Por lo menos habría que exponer las dificultades. Hay, por ejemplo, un asunto enteramente moderno: el Corazón de Jesús. Es una revelación para esta época, para los «últimos tiempos». ¿Acaso el carácter de estos «últimos tiempos» nos impide traducirlo en imagen? La Pasión no está fijada en la historia: es un hecho presente. Pero el Corazón de Jesús parece que nos trae un progreso en la intimidad de esa presencia.

Cristo baja de la Cruz a causa de la frialdad de los hombres. Viene apostólicamente. No puede representársele desnudo, pero el vestido debe cubrirle sin vestirle, porque los atributos de la Pasión no han de ser alterados sino trasladados. El oprobio y el dolor ya no están en su rostro y en sus miembros, pero se reflejan en ellos. La cabeza no tiene la corona, pero siente la corona. Los miembros no están estirados en la Cruz, pero son la Cruz. Todo reside en el corazón. Allí están realmente la Cruz y la corona y el fuego y la herida del costado. Es la Pasión vista por la herida del costado: una divulgación de las entrañas de misericordia. El corazón está de manifiesto, sobre el pecho, que es un ostensorio. No puede ser tratado con verismo. Más que pintado o esculpido debe estar escrito. Escrito, porque es una palabra a los hombres. Escrito, porque en él se cumplen todas las Escrituras. Corazón doloroso, cor myrrhatum, mare amarissimum, omni tam angelico quam humano intellectui innavigabile[2]. El artífice espera la palabra del teólogo o del místico que haya volado como un ave marina sobre esa amargura inconmensurable.

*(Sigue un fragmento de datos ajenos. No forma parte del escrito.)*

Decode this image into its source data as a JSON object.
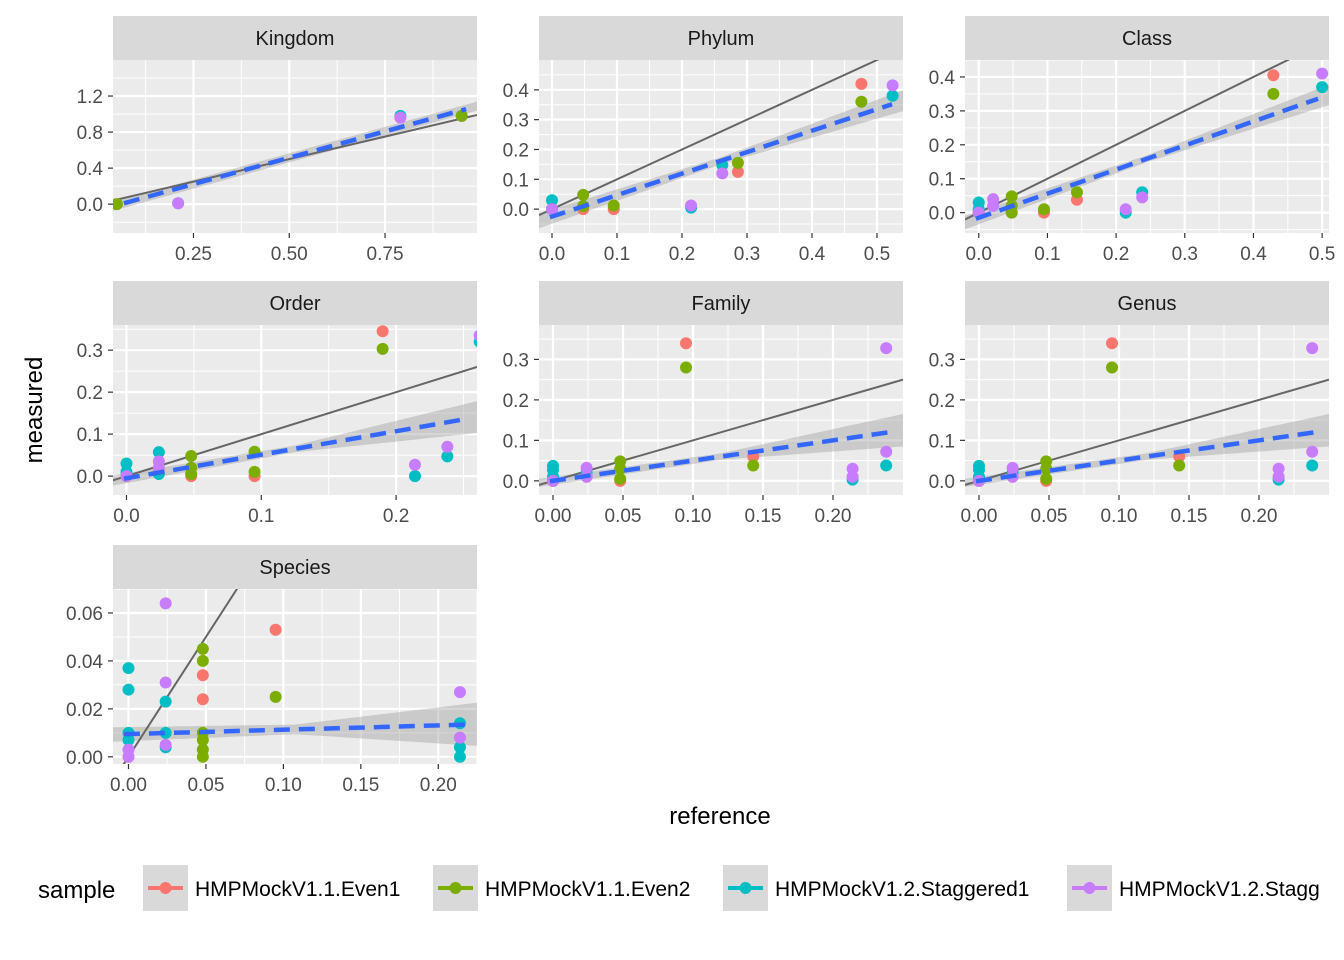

* En «Revista Número», Buenos Aires, N°6 - junio de 1930.


[1] La «Conversio ad phantasmata» es -dicho en términos generales- la aplicación de un significado universal a una realidad individual. Al referirse el autor al arte religioso, que en cuanto religioso supone una idea teológica, una verdad acerca del misterio de Dios, señala que, como tal, debe ser ésta plasmada en la materia sensible y concreta por el artista (Nota de «Decíamos ayer…»).
[2] «Un corazón lleno de mirra, un mar amargo, innavegable a todo entendimiento angélico y humano».